October 10, 2016 — Francesco Maisano, clinic director at the University Hospital Zurich, recently led a team of cardiac surgeons and cardiologists in for the first time repairing a leaky tricuspid valve using a new catheter technology.
Maisano, who is also director of the Clinic for Cardiovascular Surgery at USZ, co-director of the University Heart Center and professor at the University of Zurich, began using the Cardioband in Switzerland for repair of the mitral valve. Now he and his team have succeeded in an application at a leaky tricuspid a 75-year-old patient. The patient is doing well.
The device has been used previously as a patient-friendly method of repairing a leaking mitral valve in the left heart. It is the minimally invasive alternative to open-heart surgery. Maisano was instrumental in the development of Cardioband, which can be gathered with the help of the leaky valve ring and contracted. For this, the band is placed using a catheter around the valve ring (annulus), and is fixed there by small screws and contracted with a wire, so that the flap closes again tightly.
The tricuspid valve separates the right atrium from the right chamber of the heart.

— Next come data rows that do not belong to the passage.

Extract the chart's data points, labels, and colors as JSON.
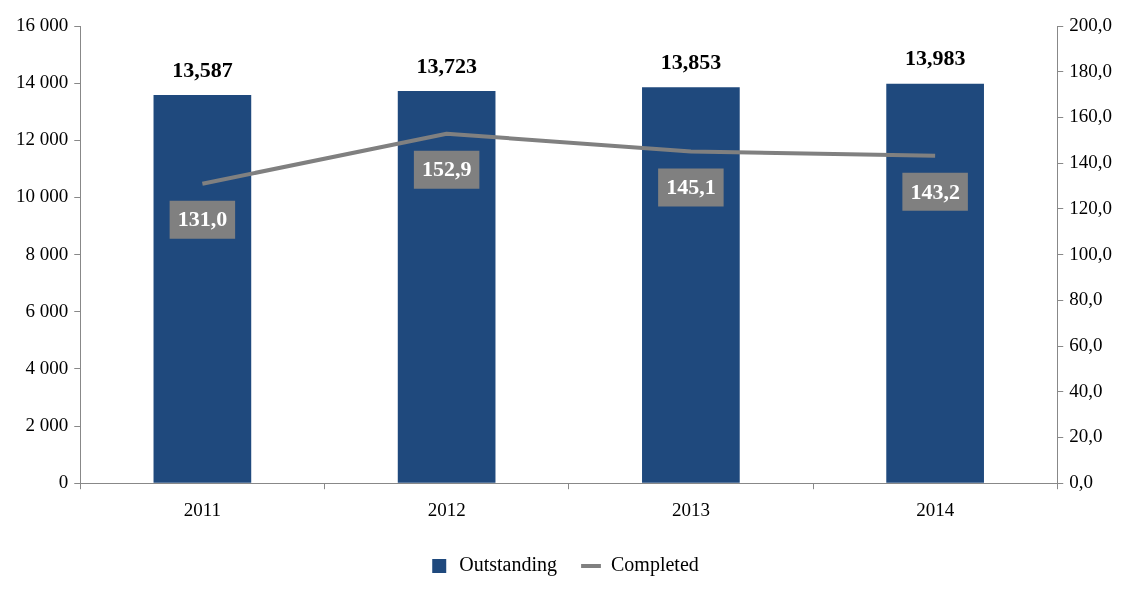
{
  "chart_data": {
    "type": "bar",
    "categories": [
      "2011",
      "2012",
      "2013",
      "2014"
    ],
    "series": [
      {
        "name": "Outstanding",
        "color": "#1f497d",
        "values": [
          13587,
          13723,
          13853,
          13983
        ],
        "value_labels": [
          "13,587",
          "13,723",
          "13,853",
          "13,983"
        ]
      },
      {
        "name": "Completed",
        "type": "line",
        "axis": "y2",
        "color": "#808080",
        "values": [
          131.0,
          152.9,
          145.1,
          143.2
        ],
        "value_labels": [
          "131,0",
          "152,9",
          "145,1",
          "143,2"
        ]
      }
    ],
    "ylim": [
      0,
      16000
    ],
    "yticks": [
      0,
      {
        "value": 2000,
        "label": "2 000"
      },
      {
        "value": 4000,
        "label": "4 000"
      },
      {
        "value": 6000,
        "label": "6 000"
      },
      {
        "value": 8000,
        "label": "8 000"
      },
      {
        "value": 10000,
        "label": "10 000"
      },
      {
        "value": 12000,
        "label": "12 000"
      },
      {
        "value": 14000,
        "label": "14 000"
      },
      {
        "value": 16000,
        "label": "16 000"
      }
    ],
    "y2lim": [
      0,
      200
    ],
    "y2ticks": [
      {
        "value": 0,
        "label": "0,0"
      },
      {
        "value": 20,
        "label": "20,0"
      },
      {
        "value": 40,
        "label": "40,0"
      },
      {
        "value": 60,
        "label": "60,0"
      },
      {
        "value": 80,
        "label": "80,0"
      },
      {
        "value": 100,
        "label": "100,0"
      },
      {
        "value": 120,
        "label": "120,0"
      },
      {
        "value": 140,
        "label": "140,0"
      },
      {
        "value": 160,
        "label": "160,0"
      },
      {
        "value": 180,
        "label": "180,0"
      },
      {
        "value": 200,
        "label": "200,0"
      }
    ],
    "grid": false,
    "legend": "bottom",
    "marker": "none",
    "line_style": "solid"
  }
}
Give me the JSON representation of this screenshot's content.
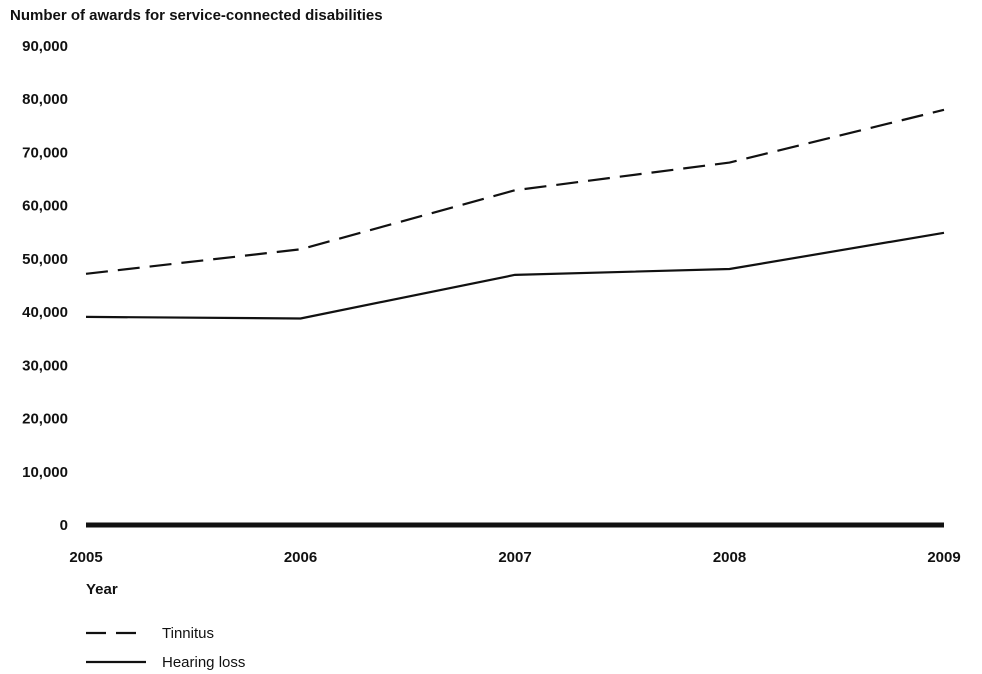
{
  "chart_data": {
    "type": "line",
    "title": "",
    "ylabel": "Number of awards for service-connected disabilities",
    "xlabel": "Year",
    "x": [
      "2005",
      "2006",
      "2007",
      "2008",
      "2009"
    ],
    "ylim": [
      0,
      90000
    ],
    "yticks": [
      0,
      10000,
      20000,
      30000,
      40000,
      50000,
      60000,
      70000,
      80000,
      90000
    ],
    "ytick_labels": [
      "0",
      "10,000",
      "20,000",
      "30,000",
      "40,000",
      "50,000",
      "60,000",
      "70,000",
      "80,000",
      "90,000"
    ],
    "grid": false,
    "legend_position": "bottom-left",
    "series": [
      {
        "name": "Tinnitus",
        "style": "dashed",
        "color": "#111111",
        "values": [
          47200,
          51800,
          62900,
          68100,
          78000
        ]
      },
      {
        "name": "Hearing loss",
        "style": "solid",
        "color": "#111111",
        "values": [
          39100,
          38800,
          47000,
          48100,
          54900
        ]
      }
    ]
  }
}
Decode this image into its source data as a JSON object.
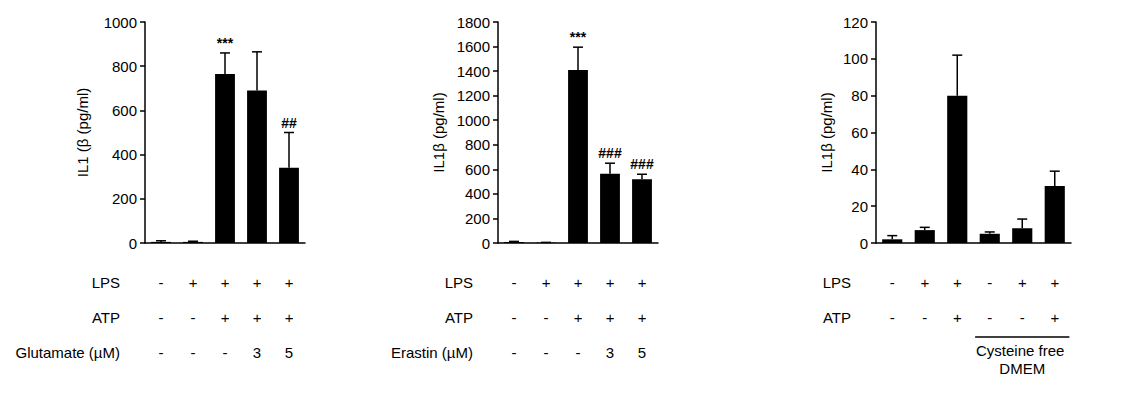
{
  "chart_data": [
    {
      "type": "bar",
      "y_label": "IL1 (β (pg/ml)",
      "row_labels": [
        "LPS",
        "ATP",
        "Glutamate (µM)"
      ],
      "categories": [
        "-\n-\n-",
        "+\n-\n-",
        "+\n+\n-",
        "+\n+\n3",
        "+\n+\n5"
      ],
      "values": [
        5,
        5,
        765,
        690,
        340
      ],
      "errors": [
        5,
        3,
        95,
        175,
        160
      ],
      "significance": [
        null,
        null,
        "***",
        null,
        "##"
      ],
      "color": "#000000",
      "ylim": [
        0,
        1000
      ],
      "yticks": [
        0,
        200,
        400,
        600,
        800,
        1000
      ],
      "grid": false
    },
    {
      "type": "bar",
      "y_label": "IL1β (pg/ml)",
      "row_labels": [
        "LPS",
        "ATP",
        "Erastin (µM)"
      ],
      "categories": [
        "-\n-\n-",
        "+\n-\n-",
        "+\n+\n-",
        "+\n+\n3",
        "+\n+\n5"
      ],
      "values": [
        8,
        3,
        1410,
        565,
        520
      ],
      "errors": [
        5,
        2,
        185,
        85,
        40
      ],
      "significance": [
        null,
        null,
        "***",
        "###",
        "###"
      ],
      "color": "#000000",
      "ylim": [
        0,
        1800
      ],
      "yticks": [
        0,
        200,
        400,
        600,
        800,
        1000,
        1200,
        1400,
        1600,
        1800
      ],
      "grid": false
    },
    {
      "type": "bar",
      "y_label": "IL1β (pg/ml)",
      "row_labels": [
        "LPS",
        "ATP"
      ],
      "categories": [
        "-\n-",
        "+\n-",
        "+\n+",
        "-\n-",
        "+\n-",
        "+\n+"
      ],
      "values": [
        2,
        7,
        80,
        5,
        8,
        31
      ],
      "errors": [
        2,
        1.5,
        22,
        1,
        5,
        8
      ],
      "group_label": {
        "text": "Cysteine free DMEM",
        "from": 3,
        "to": 5
      },
      "color": "#000000",
      "ylim": [
        0,
        120
      ],
      "yticks": [
        0,
        20,
        40,
        60,
        80,
        100,
        120
      ],
      "grid": false
    }
  ]
}
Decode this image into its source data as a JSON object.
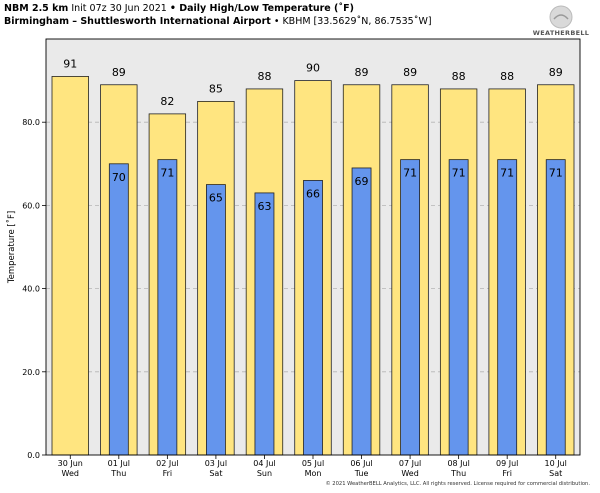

A tricuspid regurgitation, i.e. an insufficient performance of the door, can cause serious symptoms. The backflow of blood into the ventricle and in the veins occur and can cause elevated pressure. This can result in problems in the legs and in the abdomen and liver damage. Also, atrial fibrillation may be associated with the consequences of tricuspid regurgitation. The current treatment of insufficiency of the tricuspid valve consisted of a surgical open-heart surgery using a heart-lung machine.
Maisano explained the advantages of the new Cardioband method: “Since the insufficiency of this heart valve is often created as the result of mitral valve disease, open-heart surgery is often risky surgery. The use of the Cardioband minimally invasive therapy without the use of cardiopulmonary bypass protects the patient and reduces the risk.”